Agricola had thought about translating the New Testament in his early years of study. At the time, however, there was no standard written form of Finnish, so he started developing it. His first book, Abckiria, which is nowadays known as the "ABC-kirja" or ABC book, was a primer for reading and a catechism. It was first printed in 1543. The catechism was included because only very few people could afford the whole Bible at the time. The first printing contained 16 pages.

A second printing was released in 1551 with 24 pages.

In 1966 Åke Åbergin, a librarian, discovered parts, while repairing book bindings, from an as yet unknown (likely the third) edition of the "ABC-kirja" that included the name of the printer, Amund Lauritsanpoika, and fortuitously the publishing date of 1559 (two years after the author's death) of the final as yet undiscovered 8 pages.
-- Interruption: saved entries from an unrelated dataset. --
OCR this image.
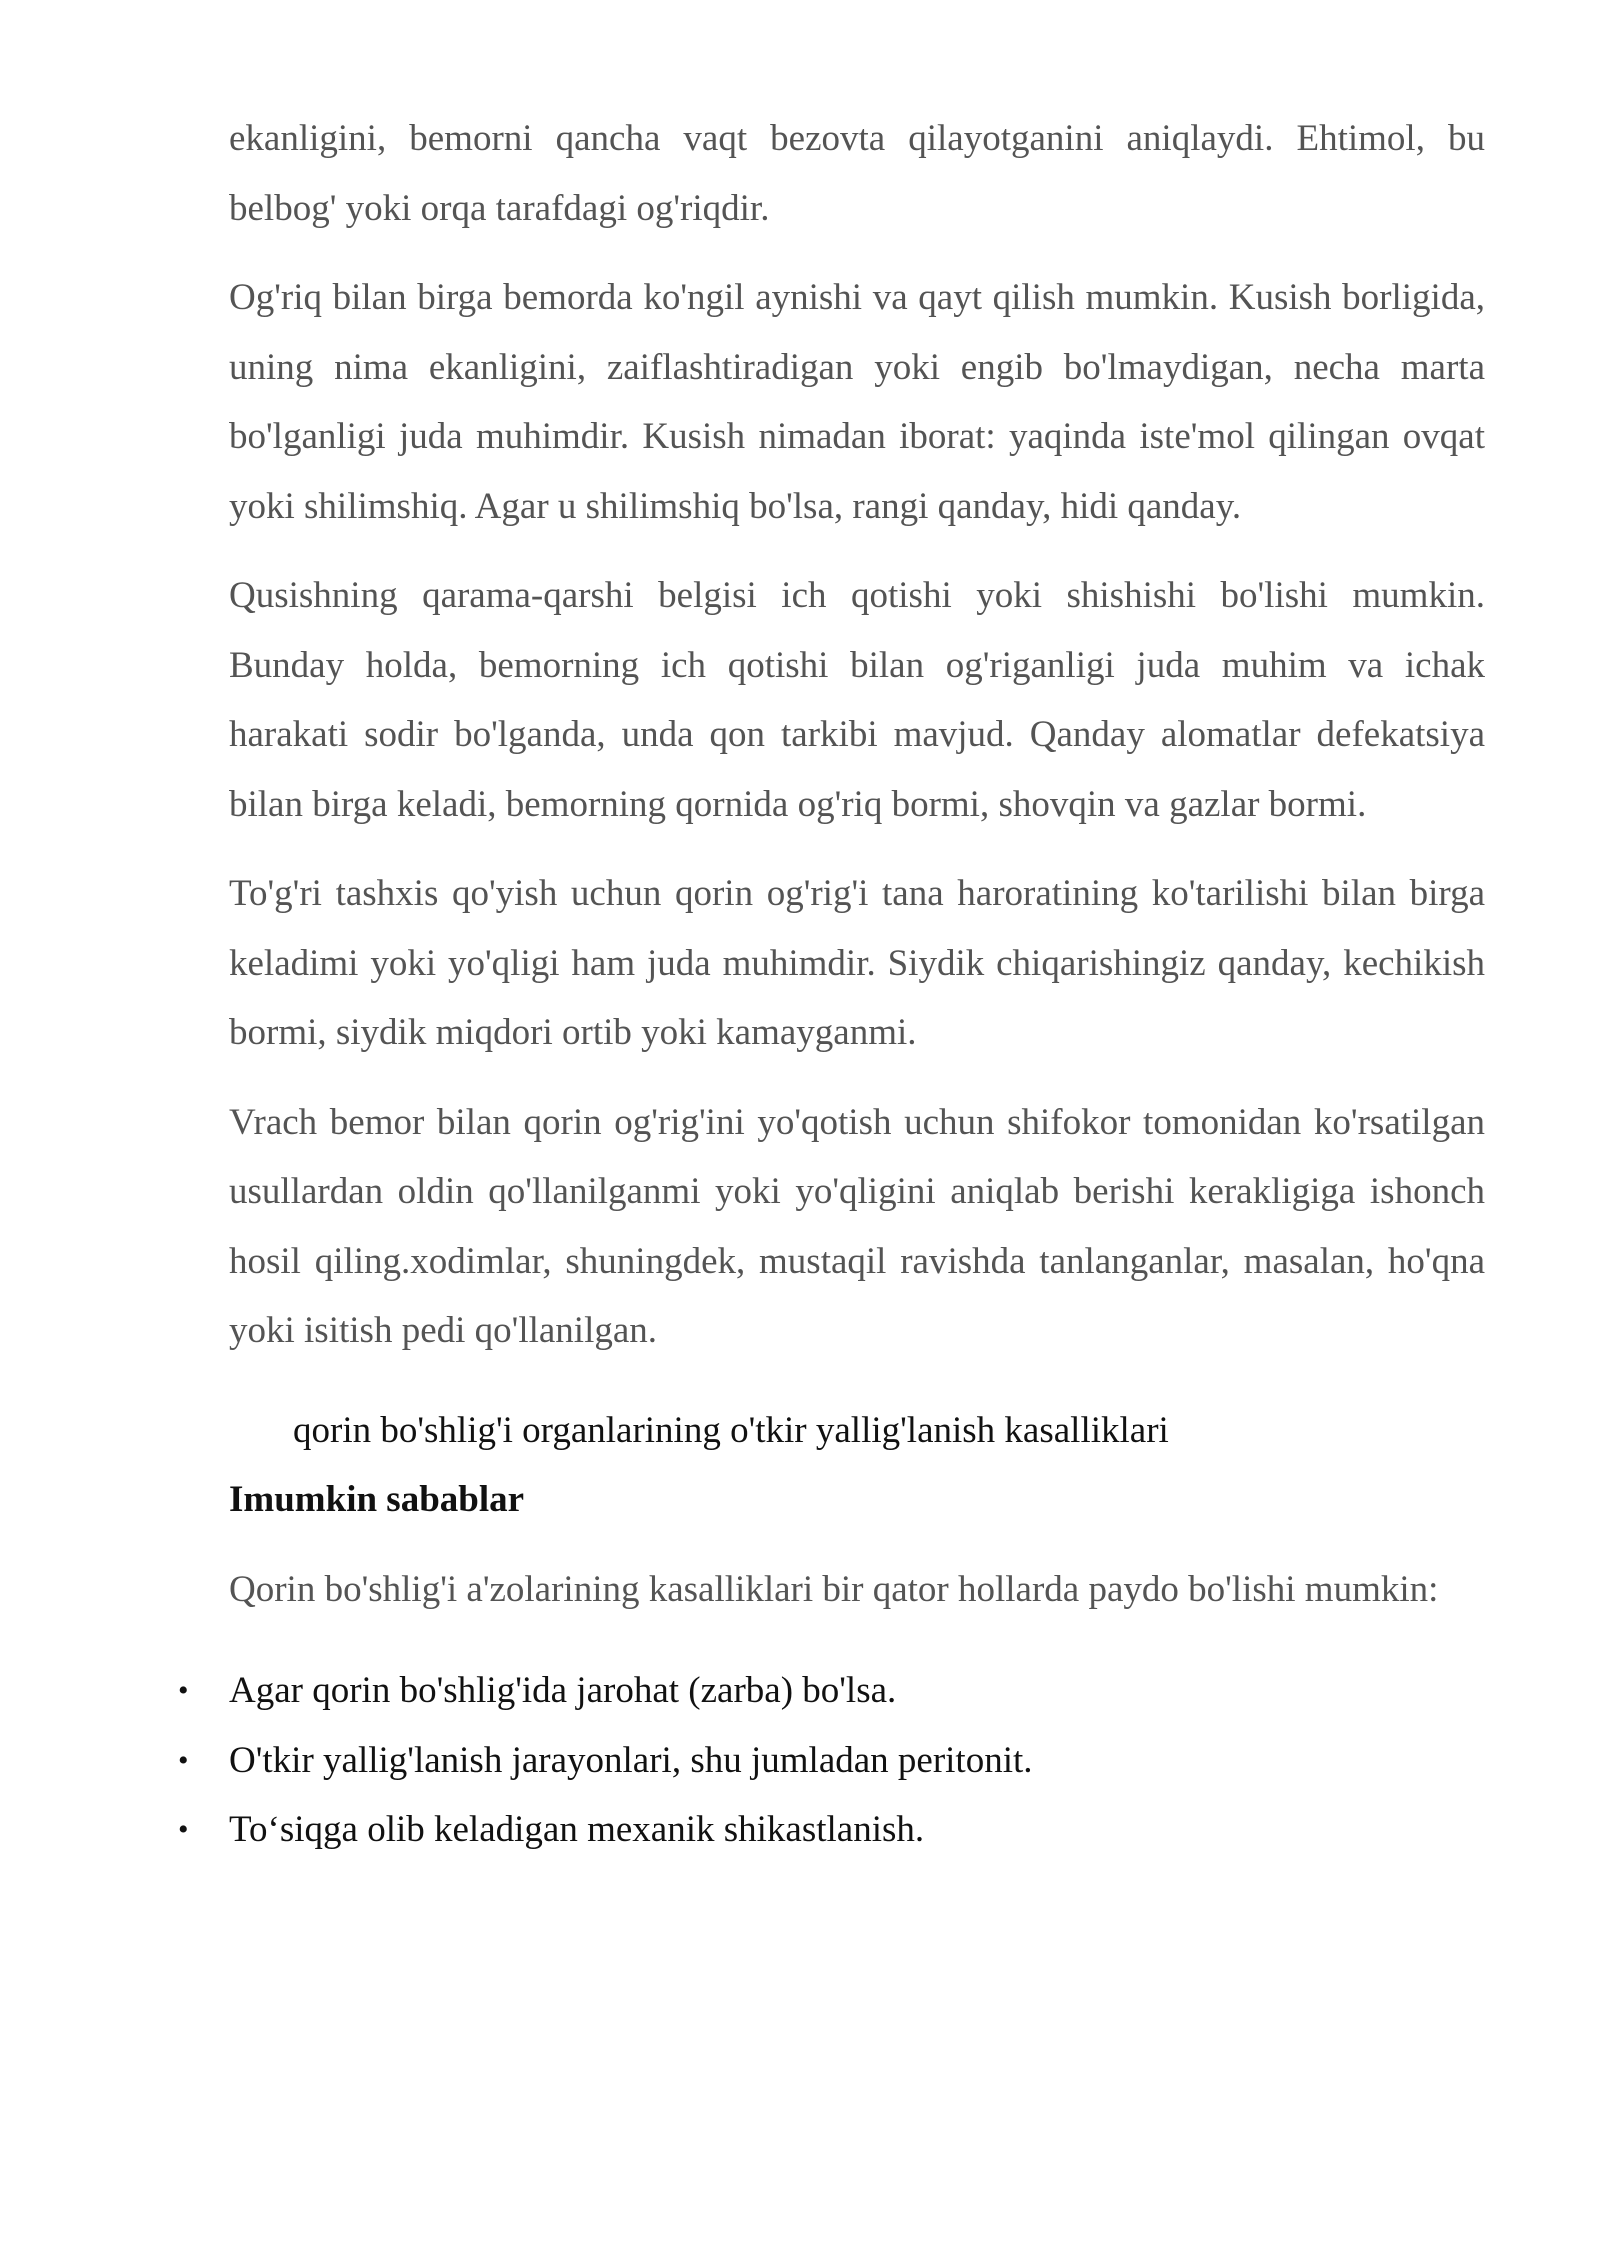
ekanligini, bemorni qancha vaqt bezovta qilayotganini aniqlaydi. Ehtimol, bu belbog' yoki orqa tarafdagi og'riqdir.

Og'riq bilan birga bemorda ko'ngil aynishi va qayt qilish mumkin. Kusish borligida, uning nima ekanligini, zaiflashtiradigan yoki engib bo'lmaydigan, necha marta bo'lganligi juda muhimdir. Kusish nimadan iborat: yaqinda iste'mol qilingan ovqat yoki shilimshiq. Agar u shilimshiq bo'lsa, rangi qanday, hidi qanday.

Qusishning qarama-qarshi belgisi ich qotishi yoki shishishi bo'lishi mumkin. Bunday holda, bemorning ich qotishi bilan og'riganligi juda muhim va ichak harakati sodir bo'lganda, unda qon tarkibi mavjud. Qanday alomatlar defekatsiya bilan birga keladi, bemorning qornida og'riq bormi, shovqin va gazlar bormi.

To'g'ri tashxis qo'yish uchun qorin og'rig'i tana haroratining ko'tarilishi bilan birga keladimi yoki yo'qligi ham juda muhimdir. Siydik chiqarishingiz qanday, kechikish bormi, siydik miqdori ortib yoki kamayganmi.

Vrach bemor bilan qorin og'rig'ini yo'qotish uchun shifokor tomonidan ko'rsatilgan usullardan oldin qo'llanilganmi yoki yo'qligini aniqlab berishi kerakligiga ishonch hosil qiling.xodimlar, shuningdek, mustaqil ravishda tanlanganlar, masalan, ho'qna yoki isitish pedi qo'llanilgan.

qorin bo'shlig'i organlarining o'tkir yallig'lanish kasalliklari

Imumkin sabablar

Qorin bo'shlig'i a'zolarining kasalliklari bir qator hollarda paydo bo'lishi mumkin:

• Agar qorin bo'shlig'ida jarohat (zarba) bo'lsa.
• O'tkir yallig'lanish jarayonlari, shu jumladan peritonit.
• To‘siqga olib keladigan mexanik shikastlanish.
The pages were likely the result of an imposing error and relegated to padding paper.

===Rucouskiria===
Agricola's Rucouskiria Bibliasta (contemporary Finnish spelling: Rukouskirja; literally, "Prayer Book from the Bible") was printed in March 1544. At the beginning of the book, Agricola wrote about many topics concerning all-round education and the Reformation's effects in Finland. The book includes four prefaces and about 700 prayers on many topics; it even has twelve structurally different kinds of prayers, instead of the usual two or three. It is the most independent work by Agricola and contains approximately 900 pages. His sources include the works of Luther, Melanchthon, and Erasmus.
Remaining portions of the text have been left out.